« You made the impossible seem possibe, in a segregated North America, by showing everybody a glimpse of what everyday life could be like: black and white people living side by side. »
[Tu as rendu l’impossible possible, dans une Amérique du Nord ségréguée, en montrant à tous un aperçu de ce que pourrait être la vie quotidienne : des Noirs et des Blancs vivant côte à côte.]
1946, à Montréal, les Dodgers de Brooklyn ont un club-école qui s’appelle les Royaux. En 1946 se produit un événement qui révolutionna le baseball majeur : un Noir est admis dans l’équipe montréalaise. Jackie Robinson va jouer au baseball avec les Blancs.
Dear Jackie (Cher Jackie), un film ironiquement en noir et blanc, raconte l’apport considérable que l’arrivée de Jackie Robinson aurait apporté à la communauté Noire de Montréal et d’ailleurs en Amérique.
Mais très rapidement, le document impose un constat : les Montréalais se sont aussitôt pété les bretelles, se targuant d’être une société post-raciste, du fait d’avoir intégré un joueur de baseball de race noire dans leur équipe.
Je m’étais réjoui d’avoir à commenter un film sur mon sport préféré, mais ce film traite de racisme, pas de baseball!
Je dois dire d’emblée que ce documentaire est assez exceptionnel par son contenu et son ton. Le réalisateur nous fait rencontrer des personnes merveilleuses, ayant subi des actes de ségrégation raciale, enfants comme adultes et pas dans l’Amérique profonde, mais plutôt ici, à Montréal. Un long plaidoyer pour dénoncer les abus faits aux Noirs à Montréal.

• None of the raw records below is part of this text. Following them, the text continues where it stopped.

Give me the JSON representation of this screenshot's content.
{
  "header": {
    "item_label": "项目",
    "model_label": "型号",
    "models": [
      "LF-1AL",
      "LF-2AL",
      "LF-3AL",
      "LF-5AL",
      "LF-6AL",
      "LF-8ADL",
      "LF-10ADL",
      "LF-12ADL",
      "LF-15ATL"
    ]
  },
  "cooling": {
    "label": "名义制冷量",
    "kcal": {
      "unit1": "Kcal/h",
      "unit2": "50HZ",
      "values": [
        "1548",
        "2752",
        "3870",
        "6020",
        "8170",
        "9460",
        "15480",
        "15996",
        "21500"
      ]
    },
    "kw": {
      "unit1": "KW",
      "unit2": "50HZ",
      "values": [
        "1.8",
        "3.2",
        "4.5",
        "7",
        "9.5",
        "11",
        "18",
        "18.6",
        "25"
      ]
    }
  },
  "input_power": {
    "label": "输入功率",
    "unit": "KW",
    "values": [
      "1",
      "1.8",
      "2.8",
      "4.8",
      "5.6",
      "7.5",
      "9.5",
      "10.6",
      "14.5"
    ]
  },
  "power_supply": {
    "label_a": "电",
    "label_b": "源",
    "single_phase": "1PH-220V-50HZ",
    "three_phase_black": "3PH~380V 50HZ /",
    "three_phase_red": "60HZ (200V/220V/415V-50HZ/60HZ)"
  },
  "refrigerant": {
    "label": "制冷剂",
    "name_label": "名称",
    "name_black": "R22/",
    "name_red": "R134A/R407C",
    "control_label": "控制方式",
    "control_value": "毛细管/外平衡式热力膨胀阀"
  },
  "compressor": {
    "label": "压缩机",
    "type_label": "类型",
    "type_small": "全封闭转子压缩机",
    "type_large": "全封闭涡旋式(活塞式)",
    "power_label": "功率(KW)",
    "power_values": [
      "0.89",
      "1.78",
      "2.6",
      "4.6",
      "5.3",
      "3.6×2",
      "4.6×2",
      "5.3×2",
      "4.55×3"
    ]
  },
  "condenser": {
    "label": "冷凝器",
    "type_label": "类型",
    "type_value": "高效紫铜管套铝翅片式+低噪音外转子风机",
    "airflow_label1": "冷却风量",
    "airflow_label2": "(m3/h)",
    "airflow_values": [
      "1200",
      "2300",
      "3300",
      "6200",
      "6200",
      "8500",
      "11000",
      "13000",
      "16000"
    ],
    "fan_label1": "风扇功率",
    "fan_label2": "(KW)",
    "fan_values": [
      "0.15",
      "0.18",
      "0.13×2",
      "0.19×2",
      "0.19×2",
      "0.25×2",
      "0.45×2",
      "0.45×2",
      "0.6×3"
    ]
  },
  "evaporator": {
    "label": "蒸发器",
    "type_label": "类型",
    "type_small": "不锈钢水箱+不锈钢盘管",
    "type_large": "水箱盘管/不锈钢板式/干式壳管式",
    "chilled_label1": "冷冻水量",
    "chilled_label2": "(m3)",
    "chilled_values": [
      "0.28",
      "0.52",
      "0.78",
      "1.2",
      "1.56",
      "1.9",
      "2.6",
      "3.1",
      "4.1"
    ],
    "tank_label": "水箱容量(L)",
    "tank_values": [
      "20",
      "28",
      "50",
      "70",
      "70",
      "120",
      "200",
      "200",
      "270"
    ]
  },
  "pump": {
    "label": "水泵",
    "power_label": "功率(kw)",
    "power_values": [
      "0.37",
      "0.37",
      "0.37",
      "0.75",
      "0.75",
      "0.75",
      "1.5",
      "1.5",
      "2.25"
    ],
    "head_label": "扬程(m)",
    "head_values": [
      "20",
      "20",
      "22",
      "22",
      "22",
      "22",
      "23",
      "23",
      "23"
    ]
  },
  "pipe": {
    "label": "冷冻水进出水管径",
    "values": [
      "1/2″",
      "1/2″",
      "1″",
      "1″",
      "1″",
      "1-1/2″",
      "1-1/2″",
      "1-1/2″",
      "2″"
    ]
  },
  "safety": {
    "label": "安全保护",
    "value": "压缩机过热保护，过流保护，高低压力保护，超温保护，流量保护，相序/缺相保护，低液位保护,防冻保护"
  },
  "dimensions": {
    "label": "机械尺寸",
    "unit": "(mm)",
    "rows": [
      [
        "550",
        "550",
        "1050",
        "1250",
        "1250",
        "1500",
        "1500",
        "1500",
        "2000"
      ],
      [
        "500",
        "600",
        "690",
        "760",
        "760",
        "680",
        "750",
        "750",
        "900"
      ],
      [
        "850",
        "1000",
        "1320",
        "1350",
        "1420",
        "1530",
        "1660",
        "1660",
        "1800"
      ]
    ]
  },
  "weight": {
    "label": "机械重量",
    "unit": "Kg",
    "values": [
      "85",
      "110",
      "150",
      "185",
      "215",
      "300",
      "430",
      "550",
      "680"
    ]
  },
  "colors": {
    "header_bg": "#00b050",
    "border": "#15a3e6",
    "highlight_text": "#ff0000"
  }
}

La Petite Bourgogne est devenue le quartier noir de Montréal dans les années 30 et 40. Et même avant, déjà en 1919, existait le Club des femmes de couleur. Le vocabulaire de l’époque employait souvent le mot Négro comme dans negro player autant pour la musique que pour le sport. Depuis, le quartier a été démoli à 70% pour faire place surtout à l’autoroute Ville-Marie. On arrête des travaux pour sauver une famille de grenouilles, mais pas un quartier de Noirs… Le centre communautaire a aussi été démoli et des manifestations ont lieu pour sa reconstruction.
« Mon père faisait des blagues et c’est pour ça qu’on était heureux. »
Cette citation donne pas mal le ton au contenu du film, en ce sens que malgré les innombrables événements racistes racontés, la communauté Noire de Montréal a survécu par l’entraide, la musique et la solidarité.
L’entraide est évidente du fait d’une proximité des familles dans le même quartier. On peut facilement qualifier l’endroit de ghetto, mais le film nous fait bien comprendre la nécessité de cette proximité.
Puis, on décrit aussi les belles années des boîtes de nuit de Montréal, les Oscar Peterson, les Oliver Jones, aussi, les artistes de passage comme la grande Ella Fitzgerald et Dizzy Gillespie (spectacle au Rising Sun sur Saint-Antoine auquel j’ai assisté en 1980).
J’ai trouvé ce film honnête, en ce sens qu’il veut visiblement nous faire sentir la misère humaine de la communauté Noire depuis des décennies en incluant maintenant, mais nous montre aussi la force, le talent et l’humour de ces braves gens. On danse à claquettes, on joue des instruments, on montre celui qui a été le plus rapide au Canada en course à pied.
L’injustice est bien illustrée et racontée : les hommes Noirs qui travaillaient pour le Canadien Pacifique à l’époque n’étaient toujours que des porteurs, jamais de poste plus intéressant. Des arrestations par centaines effectuées par les policiers de Montréal, simplement parce que la peau n’est pas de la bonne couleur, puis relâchés au poste. Des bras cassés, aussi, cette jeune femme qui a voulu s’interposer lors de l’arrestation d’un ami vit depuis avec une plaque et des vis dans son corps et une douleur permanente.
« Le racisme n’est pas agréable du tout! »
Des petites choses pour nous, les Blancs, mais qui font mal aux Noirs, aussi banales que les réglisses noires que l’on appelle des négresses.
La visite de Nelson Mandela à l’église Union Unie est bien soulignée. Ils se font tuer et continuent à chanter la gloire de Dieu.
Alors donc, Jackie Robinson a eu le privilège d’être accueilli en héros par les Blancs, mais c’est parce qu’il était bon, un des meilleurs. Mais il a quand même tracé la voie à une certaine ouverture d’esprit pour les générations futures. Ce film nous montre par contre qu’il y a toujours beaucoup de chemin à faire pour atteindre l’égalité des droits pour tous.
Le film est offert en deux versions originales : avec une narration en anglais, sous-titré en français; et avec une narration en français, sous-titré en anglais.
Ah oui… À voir pour remettre en question le profilage racial, M Legault.